Whenever you make a GCeasy API call, it will be automatically reported in the Calendar Dashboard. To further enrich your Calendar Dashboard experience and gain more contextual insights, you can include metadata parameters in your API requests. These parameters allow you to specify the application name, host name, and even custom tags, providing a comprehensive view of your GC log analysis in the context of your applications and infrastructure.

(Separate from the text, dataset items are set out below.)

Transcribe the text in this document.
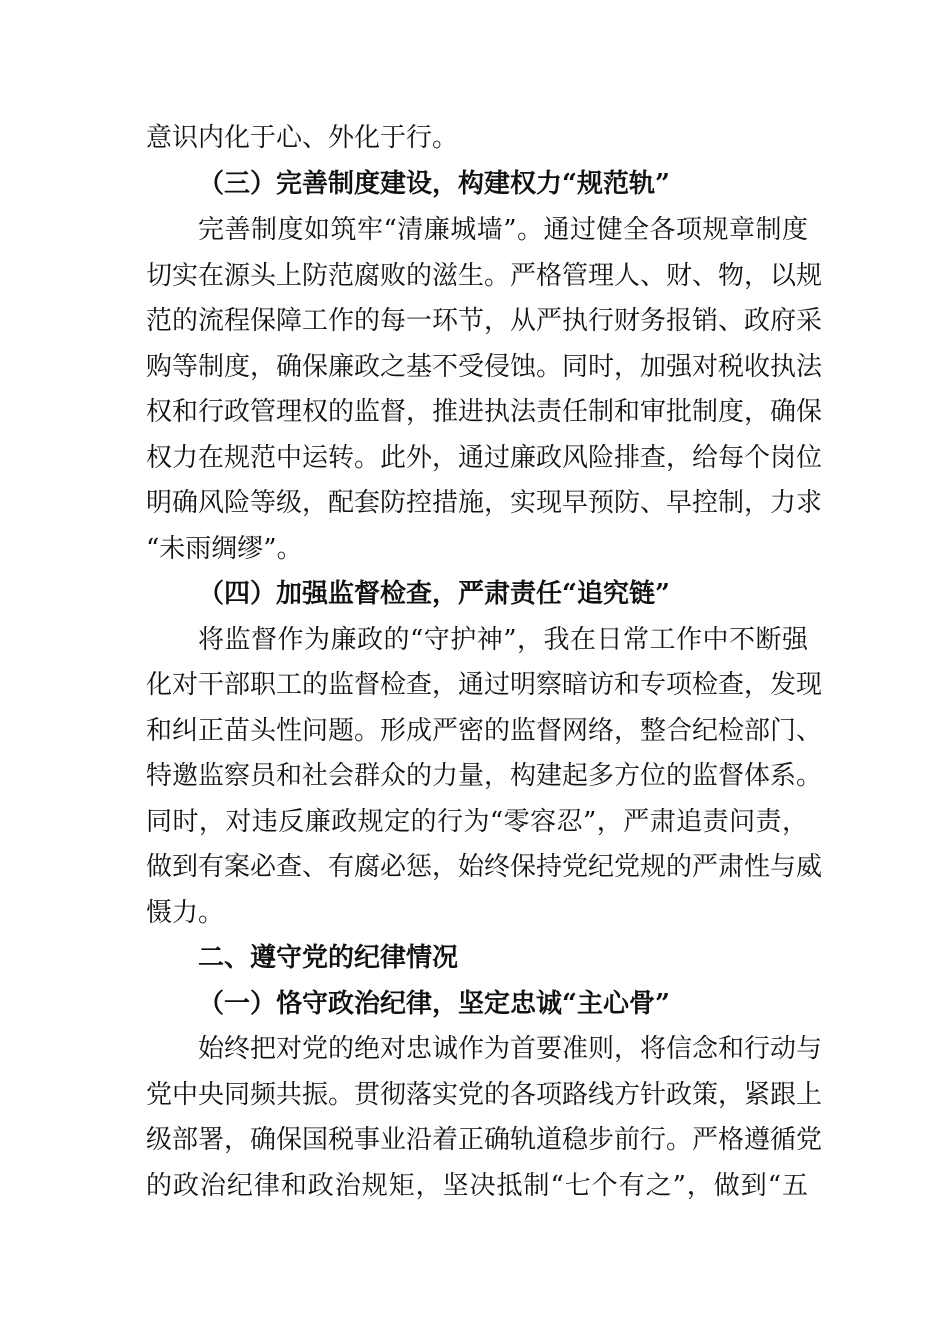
意识内化于心、外化于行。
（三）完善制度建设，构建权力“规范轨”
完善制度如筑牢“清廉城墙”。通过健全各项规章制度
切实在源头上防范腐败的滋生。严格管理人、财、物，以规
范的流程保障工作的每一环节，从严执行财务报销、政府采
购等制度，确保廉政之基不受侵蚀。同时，加强对税收执法
权和行政管理权的监督，推进执法责任制和审批制度，确保
权力在规范中运转。此外，通过廉政风险排查，给每个岗位
明确风险等级，配套防控措施，实现早预防、早控制，力求
“未雨绸缪”。
（四）加强监督检查，严肃责任“追究链”
将监督作为廉政的“守护神”，我在日常工作中不断强
化对干部职工的监督检查，通过明察暗访和专项检查，发现
和纠正苗头性问题。形成严密的监督网络，整合纪检部门、
特邀监察员和社会群众的力量，构建起多方位的监督体系。
同时，对违反廉政规定的行为“零容忍”，严肃追责问责，
做到有案必查、有腐必惩，始终保持党纪党规的严肃性与威
慑力。
二、遵守党的纪律情况
（一）恪守政治纪律，坚定忠诚“主心骨”
始终把对党的绝对忠诚作为首要准则，将信念和行动与
党中央同频共振。贯彻落实党的各项路线方针政策，紧跟上
级部署，确保国税事业沿着正确轨道稳步前行。严格遵循党
的政治纪律和政治规矩，坚决抵制“七个有之”，做到“五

This metadata reporting can be achieved by passing following parameters in the REST API endpoint:

appName (string, optional): The name of the application from which the GC log was collected.

host (string, optional): The host where the specified application is running.

tags (string, optional): Tags provide additional information or categorization for the analysis.

Syntax:

https://api.gceasy.io/analyzeGC?apiKey=<API-KEY>&appName=<APPLICATION_NAME>&host=<HOST_NAME>&tags=<TAGS>

Example:

https://api.gceasy.io/analyzeGC?apiKey=fb8101b4-c47a-4a6d-bd09-aa1406976b1c&appName=MyApp&host=ProductionServer1&tags=PerformanceProblems,Release-23_09_01

GC Report File Name

When analyzing GC logs across hundreds of JVMs, it’s helpful to name each report. This can be achieved by passing the ‘fileName’ parameter in the GCeasy API endpoint, allowing you to easily determine which report belongs to which host.

For example, you can tag a report as follows:

https://api.gceasy.io/analyzeGC?apiKey={YOUR_API_KEY}&fileName={YOUR_TAG}

In the JSON response, the webReport element provides a URL. Opening this URL in a browser displays the visual GC analysis report, with the File name set in the API call displayed at the top left corner of the report.

GCeasy report with the tag passed in API
Fig: GCeasy report with the tag passed in API

This feature helps streamline tracking and organization, especially when managing numerous GC logs across multiple hosts or environments.

Conclusion

Incorporating Garbage Collection micro-metrics into your CI/CD pipeline is a valuable step toward maintaining application performance and reliability. These metrics offer a deeper insight into memory management, helping you catch issues early and avoid costly production downtimes.